Умом Марианджела понимала, конечно, что эту тему следовало бы немедленно закрыть, но сердцу, как говорится, не прикажешь, и сейчас ею правили исключительно эмоции.

– Значит, ты стыдишься своей семьи?

– Не больше чем обычный средний сын из троих имеющихся.

– Тогда, значит… ты стыдишься того, что я на пять лет тебя старше?

– Тебе всего двадцать шесть, Анджела! Это вряд ли можно назвать старостью.

– А может… я недостаточно белая для твоих родителей?

Я уже застегивал пуговицы на рубашке фирмы «Пол Смит».

– Ну, эта ерунда вообще не имеет никакого значения.

– Тогда почему же мне нельзя познакомиться с родными моего бойфренда?

Один носок, второй…

– Ну, у нас еще… просто не та стадия отношений.

– Какая еще, на фиг, стадия? Ты несешь по-о-олную чушь, Юго! Когда у тебя отношения с кем-то, вы делитесь друг с другом не только телом. Так ведь? Когда ты в Кембридже попиваешь свой чертов кофе со всеми этими белыми девицами, имеющими PhD, я и не думаю сидеть здесь, моля бога, чтобы ты позвонил или прислал письмо. Нет, не сижу. Один парень – врач-консультант из частной клиники – постоянно просит меня о свидании и приглашает в самый модный японский ресторан Мейфера[66]. Все мои друзья говорят мне: «Ты просто сумасшедшая! Почему ты ему отказываешь?» Но я все равно ему отказываю – из-за тебя.

Я еле сдержал улыбку – столь неумелыми были ее попытки меня убедить.

– Так для чего я тебе? – не унималась Марианджела. – Только для секса? Когда у тебя свободный денек выдастся?

Ладно. Вон моя куртка, возле двери; там же мои ковбойские сапоги. А Марианджела по-прежнему сидела совершенно голая, пухлая, как снеговик, и, увы, никакого оружия у меня под рукой не было.
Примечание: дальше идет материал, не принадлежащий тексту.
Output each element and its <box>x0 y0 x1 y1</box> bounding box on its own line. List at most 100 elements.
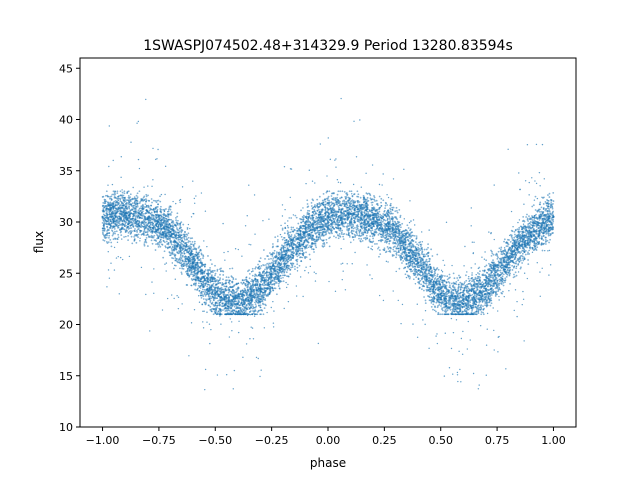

– Ты мой друг, Марианджела. Мало того, в настоящее время ты самый близкий мой друг. Но хочу ли я представить тебя своим родителям? Нет. Хочу ли я переехать и жить вместе с тобой? Нет. Хочу ли я вместе с тобой планировать будущее, раскладывать в шкафу принесенное из прачечной белье, завести в доме кошку? Нет.

Прямо под окнами проехал еще один поезд районного метро, как бы намекая, что пора завершать эту душещипательную сцену – сцену, столь же древнюю, как гоминиды. Такое повсеместно случалось и случается на планете Земля, и люди во время подобных сцен с печальным концом объясняются на всех языках мира. Марианджела вытерла мокрое от слез лицо и отвернулась, и все Олли Куинны мира тут же упали бы на колени, обещая все-все исправить. А я молча надел куртку и сапоги. Она это заметила и тут же перестала лить слезы.

– Ты уходишь? Сейчас?

– Если это действительно наше с тобой последнее свидание, Анж, то ни к чему продлевать агонию.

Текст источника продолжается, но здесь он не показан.